The findings of the evaluation might, at least in part, reflect research limitations. In practice, young people were sometimes recruited to the comparison group using a slightly more general criterion ("vulnerable young people") than those used in YPDP recruitment ("deemed by teachers and other professionals as at risk of teenage pregnancy, substance use and school exclusion"). However, the comparison group was recruited from areas matched on deprivation and teenage pregnancy rates, and was not generally at lower risk at baseline. The researchers also adjusted statistically for these pre-existing differences, which did not change the results.

Drop-out from the research was a major challenge in this study and the findings might reflect participants at higher baseline risk being followed up more completely in the YPDP than the comparison group. However, the results suggest this was true for only some baseline measures of risk, with the pattern being reversed for others. Weighting the data to compensate for this did not change the findings.

It might also be that these findings occurred because the intervention "labelled" some participants as risky and therefore reinforced this; or brought them into contact with peers more engaged in risk behaviours.

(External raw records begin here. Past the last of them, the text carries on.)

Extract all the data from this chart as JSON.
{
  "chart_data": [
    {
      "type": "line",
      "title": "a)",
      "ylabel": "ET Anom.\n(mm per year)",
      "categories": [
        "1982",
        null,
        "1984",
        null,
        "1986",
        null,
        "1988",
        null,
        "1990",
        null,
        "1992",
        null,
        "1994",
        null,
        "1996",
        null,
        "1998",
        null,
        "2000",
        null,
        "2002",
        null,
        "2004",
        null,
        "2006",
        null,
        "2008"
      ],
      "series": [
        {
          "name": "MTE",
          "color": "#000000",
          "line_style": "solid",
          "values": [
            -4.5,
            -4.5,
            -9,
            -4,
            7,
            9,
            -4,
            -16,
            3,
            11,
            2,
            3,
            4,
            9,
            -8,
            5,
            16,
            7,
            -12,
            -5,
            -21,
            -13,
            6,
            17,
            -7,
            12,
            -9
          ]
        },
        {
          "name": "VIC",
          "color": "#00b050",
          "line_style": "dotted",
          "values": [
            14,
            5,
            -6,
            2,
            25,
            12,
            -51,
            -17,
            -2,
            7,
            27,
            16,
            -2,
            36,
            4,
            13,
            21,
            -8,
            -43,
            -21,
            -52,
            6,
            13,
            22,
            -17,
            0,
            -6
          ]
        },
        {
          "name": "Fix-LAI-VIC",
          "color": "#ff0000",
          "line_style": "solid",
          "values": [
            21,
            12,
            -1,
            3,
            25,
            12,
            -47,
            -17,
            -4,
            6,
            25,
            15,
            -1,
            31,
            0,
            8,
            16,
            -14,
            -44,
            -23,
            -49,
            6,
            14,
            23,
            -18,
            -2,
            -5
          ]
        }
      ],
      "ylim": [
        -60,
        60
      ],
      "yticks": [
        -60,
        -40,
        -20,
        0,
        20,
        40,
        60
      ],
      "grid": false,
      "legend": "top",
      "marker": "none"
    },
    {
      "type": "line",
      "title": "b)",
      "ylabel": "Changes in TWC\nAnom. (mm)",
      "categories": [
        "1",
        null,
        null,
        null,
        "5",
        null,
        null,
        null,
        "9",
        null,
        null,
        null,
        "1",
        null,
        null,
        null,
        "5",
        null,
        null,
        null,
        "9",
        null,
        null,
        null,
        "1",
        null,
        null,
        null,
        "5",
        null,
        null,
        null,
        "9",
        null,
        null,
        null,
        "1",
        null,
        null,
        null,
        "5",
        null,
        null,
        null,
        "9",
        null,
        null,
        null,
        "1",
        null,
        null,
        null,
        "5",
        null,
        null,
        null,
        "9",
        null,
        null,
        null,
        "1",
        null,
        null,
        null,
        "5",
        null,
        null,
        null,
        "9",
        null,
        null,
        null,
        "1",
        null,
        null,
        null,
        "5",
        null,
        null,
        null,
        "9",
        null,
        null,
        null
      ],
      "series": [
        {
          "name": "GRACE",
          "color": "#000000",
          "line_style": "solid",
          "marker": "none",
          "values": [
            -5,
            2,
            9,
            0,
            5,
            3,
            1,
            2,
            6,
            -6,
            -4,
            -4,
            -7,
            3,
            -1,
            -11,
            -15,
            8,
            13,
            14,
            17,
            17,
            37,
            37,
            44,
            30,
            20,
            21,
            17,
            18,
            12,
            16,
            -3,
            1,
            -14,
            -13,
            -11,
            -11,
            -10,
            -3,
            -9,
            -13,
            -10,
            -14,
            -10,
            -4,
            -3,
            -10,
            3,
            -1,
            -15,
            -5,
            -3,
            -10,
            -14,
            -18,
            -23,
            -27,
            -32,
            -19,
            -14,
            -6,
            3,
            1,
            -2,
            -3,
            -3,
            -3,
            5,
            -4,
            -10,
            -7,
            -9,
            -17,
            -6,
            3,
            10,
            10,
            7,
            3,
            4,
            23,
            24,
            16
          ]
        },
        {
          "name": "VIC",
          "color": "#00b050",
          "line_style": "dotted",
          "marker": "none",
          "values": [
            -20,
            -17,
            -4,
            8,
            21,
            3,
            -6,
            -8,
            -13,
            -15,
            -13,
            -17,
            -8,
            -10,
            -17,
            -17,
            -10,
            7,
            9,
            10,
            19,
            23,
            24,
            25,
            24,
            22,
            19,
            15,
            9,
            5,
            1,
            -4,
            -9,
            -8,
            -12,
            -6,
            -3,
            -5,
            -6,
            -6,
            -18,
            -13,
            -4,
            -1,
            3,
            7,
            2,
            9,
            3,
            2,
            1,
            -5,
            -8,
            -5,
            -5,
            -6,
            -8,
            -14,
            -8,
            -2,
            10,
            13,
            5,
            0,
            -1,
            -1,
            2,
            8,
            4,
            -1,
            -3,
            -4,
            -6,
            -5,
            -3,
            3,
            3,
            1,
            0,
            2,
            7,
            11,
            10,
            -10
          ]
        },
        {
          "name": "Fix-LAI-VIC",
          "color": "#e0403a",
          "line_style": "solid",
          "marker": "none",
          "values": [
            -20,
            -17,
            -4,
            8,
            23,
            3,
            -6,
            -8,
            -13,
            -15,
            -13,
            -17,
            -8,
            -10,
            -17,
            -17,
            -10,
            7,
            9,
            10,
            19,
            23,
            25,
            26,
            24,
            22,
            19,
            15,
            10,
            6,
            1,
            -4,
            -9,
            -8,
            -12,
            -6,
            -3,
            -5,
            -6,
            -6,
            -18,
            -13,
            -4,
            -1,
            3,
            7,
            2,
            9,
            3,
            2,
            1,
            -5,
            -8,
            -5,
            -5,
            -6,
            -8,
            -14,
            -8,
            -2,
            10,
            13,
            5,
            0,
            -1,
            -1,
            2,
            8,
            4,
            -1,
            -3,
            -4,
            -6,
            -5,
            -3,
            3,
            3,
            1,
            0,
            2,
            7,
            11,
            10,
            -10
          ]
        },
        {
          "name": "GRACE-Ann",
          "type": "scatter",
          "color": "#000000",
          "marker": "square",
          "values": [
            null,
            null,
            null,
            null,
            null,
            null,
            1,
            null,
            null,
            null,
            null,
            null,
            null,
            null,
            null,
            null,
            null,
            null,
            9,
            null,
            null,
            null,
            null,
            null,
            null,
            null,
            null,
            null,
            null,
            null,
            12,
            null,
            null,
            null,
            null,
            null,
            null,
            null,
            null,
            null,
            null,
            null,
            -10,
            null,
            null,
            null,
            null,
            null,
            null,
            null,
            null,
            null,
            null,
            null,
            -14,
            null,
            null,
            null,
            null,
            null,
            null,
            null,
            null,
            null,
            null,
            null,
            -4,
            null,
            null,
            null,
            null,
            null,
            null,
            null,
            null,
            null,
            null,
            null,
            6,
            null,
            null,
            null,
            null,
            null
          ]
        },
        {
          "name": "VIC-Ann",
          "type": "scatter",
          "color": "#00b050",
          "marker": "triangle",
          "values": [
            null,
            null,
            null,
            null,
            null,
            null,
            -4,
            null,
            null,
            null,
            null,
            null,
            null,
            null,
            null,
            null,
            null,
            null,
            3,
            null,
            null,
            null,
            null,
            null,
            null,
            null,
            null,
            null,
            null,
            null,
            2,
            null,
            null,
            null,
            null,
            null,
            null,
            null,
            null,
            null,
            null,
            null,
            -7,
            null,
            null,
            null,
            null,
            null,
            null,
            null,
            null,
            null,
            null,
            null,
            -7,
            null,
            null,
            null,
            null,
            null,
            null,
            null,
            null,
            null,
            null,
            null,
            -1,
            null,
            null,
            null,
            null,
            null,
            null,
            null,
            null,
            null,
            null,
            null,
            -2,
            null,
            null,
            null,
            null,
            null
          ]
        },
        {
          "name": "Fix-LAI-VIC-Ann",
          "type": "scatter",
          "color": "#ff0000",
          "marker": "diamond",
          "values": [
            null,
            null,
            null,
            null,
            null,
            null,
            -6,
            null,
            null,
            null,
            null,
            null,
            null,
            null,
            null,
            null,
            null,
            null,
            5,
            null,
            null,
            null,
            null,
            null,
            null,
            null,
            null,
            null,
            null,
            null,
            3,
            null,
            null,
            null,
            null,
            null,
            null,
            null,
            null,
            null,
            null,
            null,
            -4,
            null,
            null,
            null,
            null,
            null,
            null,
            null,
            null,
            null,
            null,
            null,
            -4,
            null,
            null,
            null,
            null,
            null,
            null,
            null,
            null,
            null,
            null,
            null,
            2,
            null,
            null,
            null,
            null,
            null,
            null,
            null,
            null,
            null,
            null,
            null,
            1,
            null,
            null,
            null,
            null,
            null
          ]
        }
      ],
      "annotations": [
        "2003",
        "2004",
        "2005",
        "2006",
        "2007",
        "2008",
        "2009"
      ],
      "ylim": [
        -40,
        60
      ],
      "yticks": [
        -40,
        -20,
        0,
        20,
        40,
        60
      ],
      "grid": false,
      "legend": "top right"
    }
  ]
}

Meg Wiggins is a senior research officer in the Social Science Research Unit at the Institute of Education. Chris Bonell is a senior lecturer in the London School of Hygiene & Tropical Medicine. Both specialise in sexual and reproductive health and substance abuse.

The Institute of Education is a college of the University of London, specialising in teaching, research and consultancy in education and related areas of social science and professional practice. The Institute conducts over one-third of the educational research in the UK and last year's Research Assessment Exercise judged that 35 per cent of the work it had submitted was "world leading", while much of the remainder was of international significance.

The London School of Hygiene & Tropical Medicine is Britain's national school of public health and a leading postgraduate institution worldwide for research and postgraduate education in global health. Part of the University of London, the London School is the largest institution of its kind in Europe with a remarkable depth and breadth of expertise encompassing many disciplines. It is one of the highest-rated research institutions in the UK.